因檔案較大，請自行下載並放入 ./model 資料夾中~也可以選擇其他模型

arcface_r100_v1

Face Verification? Face Recognition?

Computer Vision 是一門研究機器如何「看」的科學

人臉驗證與人臉辨識的差別又為何呢?

Face Verification 人臉驗證

確定一張臉是否為某人
1 : 1 matching problem
應用

Face Recognition 人臉辨識

從擁有 k 個人物的 DataBase 確定一張臉的身分
1 : k
應用

Face Recognition 主要三部分

人臉偵測 Face Detection
人臉對齊 Face Alignment
特徵表徵 Feature Representation

五大流程

Face Detection
Face Alignment
Feature extraction
Create Database
Face Recognition

Step 1. Face Detection

偵測人臉並取得座標值

使用 RetinaFace 進行人臉辨識

也可用 MTCNN，不過 RetinaFace 的辨識表現略為優異。
參考 → RetinaFace: Single-stage Dense Face Localisation in the Wild

CODE

import cv2
from retinaface import RetinaFace

# init with normal accuracy option
detector = RetinaFace(quality='normal')

# 讀取圖檔，因為 opencv 預設是 bgr 因此要轉成 rgb
img_path = 'database/Elon Musk/elon_musk_1.jpg'
img_bgr = cv2.imread(img_path, cv2.IMREAD_COLOR)
img_rgb = cv2.cvtColor(img_bgr, cv2.COLOR_BGR2RGB)

# 取得人臉及特徵的座標值 landmarks
detections = detector.predict(img_rgb)
print(detections)
print(len(detections))

# 將取得的座標值畫上記號及框框
img_result = detector.draw(img_rgb, detections)

# 轉回 cv2 可讀的 gbr
img = cv2.cvtColor(img_result, cv2.COLOR_RGB2BGR)

# show using cv2
cv2.imshow('img', img)
if cv2.waitKey(0) == ord('q'):  # press q to quit
    print('exit')

cv2.destroyWindow('img')

output

[{'x1': 238, 'y1': 107, 'x2': 396, 'y2': 311, 'left_eye': (285, 191), 'right_eye': (358, 191),
  'nose': (326, 224), 'left_lip': (295, 265), 'right_lip': (352, 265)}]

模組化以方便後續調用

# in src/face_detection.py

def face_detect(img_path, detector):
    img_bgr = cv2.imread(img_path, cv2.IMREAD_COLOR)
    img_rgb = cv2.cvtColor(img_bgr, cv2.COLOR_BGR2RGB)
    detections = detector.predict(img_rgb)
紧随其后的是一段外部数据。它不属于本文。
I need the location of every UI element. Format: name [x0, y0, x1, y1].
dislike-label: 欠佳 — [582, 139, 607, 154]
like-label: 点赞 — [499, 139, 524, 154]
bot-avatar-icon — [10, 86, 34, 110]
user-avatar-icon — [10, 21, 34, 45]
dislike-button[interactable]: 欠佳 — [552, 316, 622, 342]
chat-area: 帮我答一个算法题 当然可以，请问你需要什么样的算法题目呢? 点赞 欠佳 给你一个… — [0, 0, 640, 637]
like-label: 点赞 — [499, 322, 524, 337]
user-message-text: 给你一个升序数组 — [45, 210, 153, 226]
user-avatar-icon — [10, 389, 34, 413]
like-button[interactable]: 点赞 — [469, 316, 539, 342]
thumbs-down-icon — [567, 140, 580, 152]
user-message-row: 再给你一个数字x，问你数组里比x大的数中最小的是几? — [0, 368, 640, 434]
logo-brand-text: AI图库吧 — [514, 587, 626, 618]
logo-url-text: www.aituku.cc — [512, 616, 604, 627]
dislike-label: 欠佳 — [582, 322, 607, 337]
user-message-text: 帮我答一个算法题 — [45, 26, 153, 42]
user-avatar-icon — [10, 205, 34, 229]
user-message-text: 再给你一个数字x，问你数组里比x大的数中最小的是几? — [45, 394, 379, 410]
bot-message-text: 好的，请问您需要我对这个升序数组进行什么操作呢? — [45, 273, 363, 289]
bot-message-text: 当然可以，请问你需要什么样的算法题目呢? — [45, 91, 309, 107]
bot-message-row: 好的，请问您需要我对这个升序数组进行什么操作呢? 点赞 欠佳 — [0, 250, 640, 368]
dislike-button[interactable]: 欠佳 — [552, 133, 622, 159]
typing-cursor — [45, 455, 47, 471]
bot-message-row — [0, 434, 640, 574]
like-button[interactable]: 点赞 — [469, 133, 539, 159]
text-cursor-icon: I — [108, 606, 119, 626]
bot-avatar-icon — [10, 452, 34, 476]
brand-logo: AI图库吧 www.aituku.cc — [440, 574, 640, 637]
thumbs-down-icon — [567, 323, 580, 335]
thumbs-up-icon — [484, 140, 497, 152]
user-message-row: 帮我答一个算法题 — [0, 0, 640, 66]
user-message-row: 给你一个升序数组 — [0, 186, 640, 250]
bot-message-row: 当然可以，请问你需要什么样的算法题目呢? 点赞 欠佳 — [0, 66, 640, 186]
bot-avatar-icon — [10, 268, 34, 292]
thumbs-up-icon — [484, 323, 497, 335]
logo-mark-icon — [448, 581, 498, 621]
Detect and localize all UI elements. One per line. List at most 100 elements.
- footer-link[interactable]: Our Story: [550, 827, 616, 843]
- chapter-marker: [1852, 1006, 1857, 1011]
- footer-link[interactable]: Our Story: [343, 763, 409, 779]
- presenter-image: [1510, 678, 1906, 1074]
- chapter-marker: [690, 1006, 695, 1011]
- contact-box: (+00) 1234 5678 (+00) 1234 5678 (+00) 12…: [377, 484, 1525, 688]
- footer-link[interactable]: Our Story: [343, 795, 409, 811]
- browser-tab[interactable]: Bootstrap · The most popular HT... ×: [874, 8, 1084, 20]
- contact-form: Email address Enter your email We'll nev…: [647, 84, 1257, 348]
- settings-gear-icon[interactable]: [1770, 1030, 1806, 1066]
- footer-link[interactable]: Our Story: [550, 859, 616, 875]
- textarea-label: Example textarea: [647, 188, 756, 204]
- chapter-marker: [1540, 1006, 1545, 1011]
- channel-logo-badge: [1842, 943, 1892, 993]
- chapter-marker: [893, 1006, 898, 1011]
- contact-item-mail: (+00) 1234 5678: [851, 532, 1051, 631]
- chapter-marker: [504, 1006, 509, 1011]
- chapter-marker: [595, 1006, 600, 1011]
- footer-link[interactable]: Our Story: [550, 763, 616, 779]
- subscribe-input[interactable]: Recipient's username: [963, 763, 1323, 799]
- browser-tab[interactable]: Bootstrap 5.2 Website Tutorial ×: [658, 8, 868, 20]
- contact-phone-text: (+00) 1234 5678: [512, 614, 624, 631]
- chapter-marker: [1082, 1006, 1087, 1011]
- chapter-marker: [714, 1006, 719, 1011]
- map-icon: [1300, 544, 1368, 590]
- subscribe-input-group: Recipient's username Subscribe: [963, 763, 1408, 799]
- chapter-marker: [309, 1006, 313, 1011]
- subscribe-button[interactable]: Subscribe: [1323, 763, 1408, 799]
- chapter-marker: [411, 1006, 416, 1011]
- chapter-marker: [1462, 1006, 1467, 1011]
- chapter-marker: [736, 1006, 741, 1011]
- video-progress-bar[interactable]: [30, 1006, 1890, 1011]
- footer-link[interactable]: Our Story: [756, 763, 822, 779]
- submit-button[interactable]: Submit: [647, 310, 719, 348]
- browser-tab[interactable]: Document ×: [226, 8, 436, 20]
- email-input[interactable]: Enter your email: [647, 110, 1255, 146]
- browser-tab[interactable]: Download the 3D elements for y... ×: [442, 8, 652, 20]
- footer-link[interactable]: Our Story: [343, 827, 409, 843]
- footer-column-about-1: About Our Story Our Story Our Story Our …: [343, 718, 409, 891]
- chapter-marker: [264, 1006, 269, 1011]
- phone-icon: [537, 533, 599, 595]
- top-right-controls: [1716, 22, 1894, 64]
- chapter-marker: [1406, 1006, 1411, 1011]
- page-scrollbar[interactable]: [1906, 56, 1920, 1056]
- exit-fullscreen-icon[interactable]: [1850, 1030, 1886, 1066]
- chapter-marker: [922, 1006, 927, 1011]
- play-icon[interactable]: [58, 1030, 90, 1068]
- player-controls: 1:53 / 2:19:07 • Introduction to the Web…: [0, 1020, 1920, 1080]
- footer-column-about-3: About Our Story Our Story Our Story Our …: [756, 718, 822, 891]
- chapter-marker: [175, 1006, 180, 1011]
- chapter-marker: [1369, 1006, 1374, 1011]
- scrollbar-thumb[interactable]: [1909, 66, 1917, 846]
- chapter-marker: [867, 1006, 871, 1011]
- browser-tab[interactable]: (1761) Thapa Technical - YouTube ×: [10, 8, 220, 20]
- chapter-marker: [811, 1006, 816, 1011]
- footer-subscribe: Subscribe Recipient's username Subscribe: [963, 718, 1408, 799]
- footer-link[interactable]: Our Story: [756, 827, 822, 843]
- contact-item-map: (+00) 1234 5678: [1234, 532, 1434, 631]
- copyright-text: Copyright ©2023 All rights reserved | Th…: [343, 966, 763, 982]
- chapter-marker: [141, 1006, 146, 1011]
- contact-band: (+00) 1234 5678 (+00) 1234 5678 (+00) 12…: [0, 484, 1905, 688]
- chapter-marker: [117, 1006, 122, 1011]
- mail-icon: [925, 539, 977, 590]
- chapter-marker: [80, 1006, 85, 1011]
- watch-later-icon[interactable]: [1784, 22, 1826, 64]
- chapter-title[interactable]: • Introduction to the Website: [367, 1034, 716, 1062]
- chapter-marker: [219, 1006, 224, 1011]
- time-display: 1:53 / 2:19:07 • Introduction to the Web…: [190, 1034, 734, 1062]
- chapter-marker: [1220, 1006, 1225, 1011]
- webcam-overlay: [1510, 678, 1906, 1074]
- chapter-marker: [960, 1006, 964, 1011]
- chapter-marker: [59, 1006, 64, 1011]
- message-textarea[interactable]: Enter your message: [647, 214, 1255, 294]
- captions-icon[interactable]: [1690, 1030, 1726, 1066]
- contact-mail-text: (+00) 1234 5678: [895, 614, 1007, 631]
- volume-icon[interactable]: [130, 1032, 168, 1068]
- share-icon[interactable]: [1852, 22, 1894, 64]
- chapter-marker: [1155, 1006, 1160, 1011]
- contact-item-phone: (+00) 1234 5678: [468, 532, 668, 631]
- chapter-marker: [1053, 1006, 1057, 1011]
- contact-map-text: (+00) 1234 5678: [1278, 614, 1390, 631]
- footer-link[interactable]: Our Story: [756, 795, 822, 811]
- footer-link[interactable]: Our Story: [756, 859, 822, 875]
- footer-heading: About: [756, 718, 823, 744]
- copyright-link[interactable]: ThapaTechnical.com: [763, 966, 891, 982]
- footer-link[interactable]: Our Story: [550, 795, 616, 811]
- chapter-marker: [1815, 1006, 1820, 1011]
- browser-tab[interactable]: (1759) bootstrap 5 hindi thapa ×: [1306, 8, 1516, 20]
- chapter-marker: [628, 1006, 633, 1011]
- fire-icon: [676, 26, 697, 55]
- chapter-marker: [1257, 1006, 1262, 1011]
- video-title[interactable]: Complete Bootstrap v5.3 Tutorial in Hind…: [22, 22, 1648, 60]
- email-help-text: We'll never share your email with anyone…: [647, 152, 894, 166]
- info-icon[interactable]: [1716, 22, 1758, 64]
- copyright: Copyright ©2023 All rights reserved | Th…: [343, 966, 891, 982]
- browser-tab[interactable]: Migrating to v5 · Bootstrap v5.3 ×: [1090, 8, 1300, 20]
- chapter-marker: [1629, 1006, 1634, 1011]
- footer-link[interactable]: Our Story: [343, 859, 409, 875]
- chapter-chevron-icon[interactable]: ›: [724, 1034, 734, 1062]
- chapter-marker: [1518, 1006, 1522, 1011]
    return img_rgb, detections


# 這個是辨識影片為求方便會用到的
def face_detect_bgr(img_bgr, detector):
    img_rgb = cv2.cvtColor(img_bgr, cv2.COLOR_BGR2RGB)
    detections = detector.predict(img_rgb)

    return img_rgb, detections

若出現錯誤可能是因為無法導入 shapely.geometry 模塊，因此需下載 Shapely.package 再執行以下指令導入

pip install <your Shapely package path>

Step 2. Face Alignment

將人臉對齊，也就是將傾斜的人臉轉至端正的角度。

要將人臉對齊就得先定義對齊的座標 (標準臉的座標)。參考 → Inference Demo for ArcFace models

接著用 skimage 套件 transform.SimilarityTransform() 得到要變換的矩陣，利用仿射變換進行對齊。參考 → SKimage - transform.SimilarityTransform 相似變換及其人臉對齊的應用

CODE

import numpy as np
import cv2
from retinaface import RetinaFace
from skimage import transform as trans

detector = RetinaFace(quality='normal')  # init with normal accuracy option
img_path = 'database/Elon Musk/elon_musk_1.jpg'
img_rgb, detections = face_detect(img_path)
img_result = detector.draw(img_rgb, detections)
img = cv2.cvtColor(img_result, cv2.COLOR_RGB2BGR)

# 標準臉的 landmark points。許多網站都以此二維陣列作為標準臉關鍵點
src = np.array([
    [30.2946, 51.6963],
    [65.5318, 51.5014],
    [48.0252, 71.7366],
    [33.5493, 92.3655],
    [62.7299, 92.2041]], dtype=np.float32)

# 取得臉部特徵點座標 face_landmark points
face_landmarks = []
for i, face_info in enumerate(detections):
    face_landmarks = [face_info['left_eye'], face_info['right_eye'], face_info['nose'], face_info['left_lip'],
                      face_info['right_lip']]

# 將取得的 face_landmarks 作轉置 => 跟 src 矩陣一樣
dst = np.array(face_landmarks, dtype=np.float32).reshape(5, 2)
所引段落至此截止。